Annual vehicle registration fees increased to $6 from $3.50. Processing for a three-year driver’s license rose to $6 from $2.50, and driver’s licenses of longer than three years jumped to $12 from $5, according to the Department of Revenue.

Fee increases
Around 45 employees work at the BCFO’s license offices, Daues said, noting the fee increases were used for the workers’ benefit. According to state data, the five offices managed by BCFO generated nearly $2.5 million in processing fees during fiscal 2020. The Glenstone Avenue office was the top grosser of the five with nearly $817,000, followed by Joplin’s office at roughly $695,000.

Daues said 30% raises were given to all employees of its five license offices. Additionally, health, vision and dental benefits were offered for the first time.

“I felt it was the responsible thing to do since the state allowed us to collect more money for these transactions,” he said. “Many of these people were making $9, $10 an hour. We wanted to make sure we started compensating them appropriately.”

The nonprofit helps those diagnosed with breast cancer with household financial needs, such as rent, car payments and utilities, as well as free mammograms and support groups, according to its website.
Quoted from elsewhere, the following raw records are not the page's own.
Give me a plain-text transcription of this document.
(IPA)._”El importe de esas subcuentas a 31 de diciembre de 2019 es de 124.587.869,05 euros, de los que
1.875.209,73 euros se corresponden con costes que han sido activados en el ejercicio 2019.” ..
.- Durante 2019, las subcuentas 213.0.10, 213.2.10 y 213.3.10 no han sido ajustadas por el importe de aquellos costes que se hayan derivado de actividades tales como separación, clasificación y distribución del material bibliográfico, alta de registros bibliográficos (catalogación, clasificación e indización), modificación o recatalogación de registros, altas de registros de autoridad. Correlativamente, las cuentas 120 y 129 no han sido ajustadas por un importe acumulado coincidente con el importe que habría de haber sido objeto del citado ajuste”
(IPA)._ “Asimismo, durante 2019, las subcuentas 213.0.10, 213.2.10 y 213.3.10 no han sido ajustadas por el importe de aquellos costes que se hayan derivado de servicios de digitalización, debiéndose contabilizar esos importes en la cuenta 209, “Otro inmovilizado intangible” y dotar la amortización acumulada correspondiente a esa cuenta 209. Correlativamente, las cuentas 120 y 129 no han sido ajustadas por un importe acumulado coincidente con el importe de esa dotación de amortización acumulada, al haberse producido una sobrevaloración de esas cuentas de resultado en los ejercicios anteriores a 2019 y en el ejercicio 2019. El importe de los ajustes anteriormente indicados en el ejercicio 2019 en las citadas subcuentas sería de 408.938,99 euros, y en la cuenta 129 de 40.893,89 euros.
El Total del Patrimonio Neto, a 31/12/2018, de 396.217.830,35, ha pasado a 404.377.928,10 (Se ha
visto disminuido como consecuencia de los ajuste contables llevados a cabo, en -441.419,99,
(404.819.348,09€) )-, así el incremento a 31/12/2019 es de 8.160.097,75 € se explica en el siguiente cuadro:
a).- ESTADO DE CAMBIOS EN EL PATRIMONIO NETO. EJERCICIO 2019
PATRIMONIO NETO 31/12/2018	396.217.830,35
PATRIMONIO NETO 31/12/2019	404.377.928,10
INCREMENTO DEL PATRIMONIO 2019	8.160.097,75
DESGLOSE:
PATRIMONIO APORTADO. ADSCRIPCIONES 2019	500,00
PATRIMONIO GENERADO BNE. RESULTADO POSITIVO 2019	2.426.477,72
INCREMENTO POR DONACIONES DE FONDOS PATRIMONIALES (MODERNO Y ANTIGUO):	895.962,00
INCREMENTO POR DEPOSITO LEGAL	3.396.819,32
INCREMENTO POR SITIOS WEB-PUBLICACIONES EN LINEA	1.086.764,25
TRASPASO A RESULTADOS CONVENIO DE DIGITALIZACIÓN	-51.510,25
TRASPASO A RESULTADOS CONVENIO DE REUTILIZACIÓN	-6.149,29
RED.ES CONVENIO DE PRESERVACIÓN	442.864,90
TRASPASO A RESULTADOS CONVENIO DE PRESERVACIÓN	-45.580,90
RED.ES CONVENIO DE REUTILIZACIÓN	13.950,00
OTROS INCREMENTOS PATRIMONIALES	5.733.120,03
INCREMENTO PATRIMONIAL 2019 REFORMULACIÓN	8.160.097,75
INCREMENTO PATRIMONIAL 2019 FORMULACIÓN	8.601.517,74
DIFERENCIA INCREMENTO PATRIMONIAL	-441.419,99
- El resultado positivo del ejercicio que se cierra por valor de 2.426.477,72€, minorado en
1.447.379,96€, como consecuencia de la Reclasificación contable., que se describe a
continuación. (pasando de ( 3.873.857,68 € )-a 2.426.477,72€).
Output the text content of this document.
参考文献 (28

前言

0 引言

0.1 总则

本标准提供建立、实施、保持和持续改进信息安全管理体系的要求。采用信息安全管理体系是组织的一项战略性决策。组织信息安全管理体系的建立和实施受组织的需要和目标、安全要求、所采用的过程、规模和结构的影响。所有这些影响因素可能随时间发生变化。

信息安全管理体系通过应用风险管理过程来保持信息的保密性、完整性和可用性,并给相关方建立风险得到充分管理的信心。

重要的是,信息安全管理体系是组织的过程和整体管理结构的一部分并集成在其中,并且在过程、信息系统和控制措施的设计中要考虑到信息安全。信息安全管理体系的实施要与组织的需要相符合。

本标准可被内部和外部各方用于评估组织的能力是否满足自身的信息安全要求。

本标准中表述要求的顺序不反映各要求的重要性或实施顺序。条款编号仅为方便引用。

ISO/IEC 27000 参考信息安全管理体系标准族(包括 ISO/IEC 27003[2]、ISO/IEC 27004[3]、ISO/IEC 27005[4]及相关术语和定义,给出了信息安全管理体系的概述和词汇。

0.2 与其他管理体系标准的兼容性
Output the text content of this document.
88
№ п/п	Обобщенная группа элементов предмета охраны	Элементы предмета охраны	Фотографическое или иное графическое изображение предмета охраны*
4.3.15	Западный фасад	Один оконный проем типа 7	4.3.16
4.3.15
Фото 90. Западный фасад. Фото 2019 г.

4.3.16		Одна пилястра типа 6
Daues said money BCFO makes from the license office has traditionally been used to cover its administrative costs.

“This changed this year with the higher fees we were allowed to charge,” he said. “We were able to cover some of our program costs with some of that money from the license office.”

Daues said he’s hopeful about the nonprofit’s chances with the state bidding process. However, he said during SBJ’s 12 People You Need to Know live interview Nov. 17 that BCFO has another opportunity in the works that could replace the license office revenue.

He declined to disclose details of the alternative, only calling it “a big one that we’ve been considering for a year now.”

Web Editor Geoff Pickle contributed.